# IS VIN # 242176120037 Authentic For '66 GTO



## take5 (Aug 9, 2009)

Please confirm VIN # 242176120037 as being genuine for car that is stated as '66 GTO Project Car. EBAY listed as having 100,000 miles but picture shows no engine, no transmission.
Understanding and recognizing the real from other claims is what I am looking to educate myself in.
Thanks for all information on this subject.


----------



## 67/04gto (Jan 15, 2005)

yes as long as they have the 242 in the begining of the vin it is real.there is a partial vin on the left rear frame rail behind the driver wheel well.if you are interested u can run the phs on the car to see what the car came with oringal


----------



## grabber (Sep 23, 2009)

There should be the letter P,K,Z,B,G,A, or R between the 6 and the 1 to designate which assembly plant it was made in.

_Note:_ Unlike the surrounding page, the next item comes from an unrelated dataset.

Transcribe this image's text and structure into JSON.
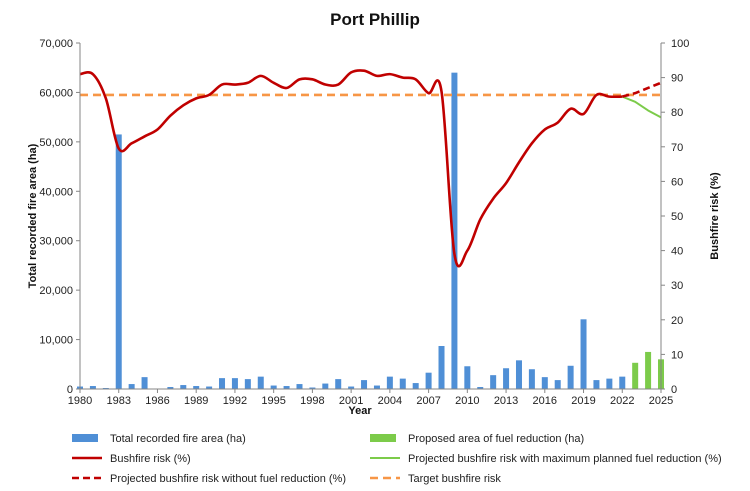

1966 GTO Specifications - UltimateGTO.com


----------



## 05GTO (Oct 6, 2004)

grabber said:


> There should be the letter P,K,Z,B,G,A, or R between the 6 and the 1 to designate which assembly plant it was made in.
> 
> 1966 GTO Specifications - UltimateGTO.com


I've never noticed a possible mistake on UltimateGTO for 66, I don't think 66 GTOs were built in Arlington or Atlanta. Their data plate information doesn't include those plants,

1966 GTO Specifications - UltimateGTO.com


----------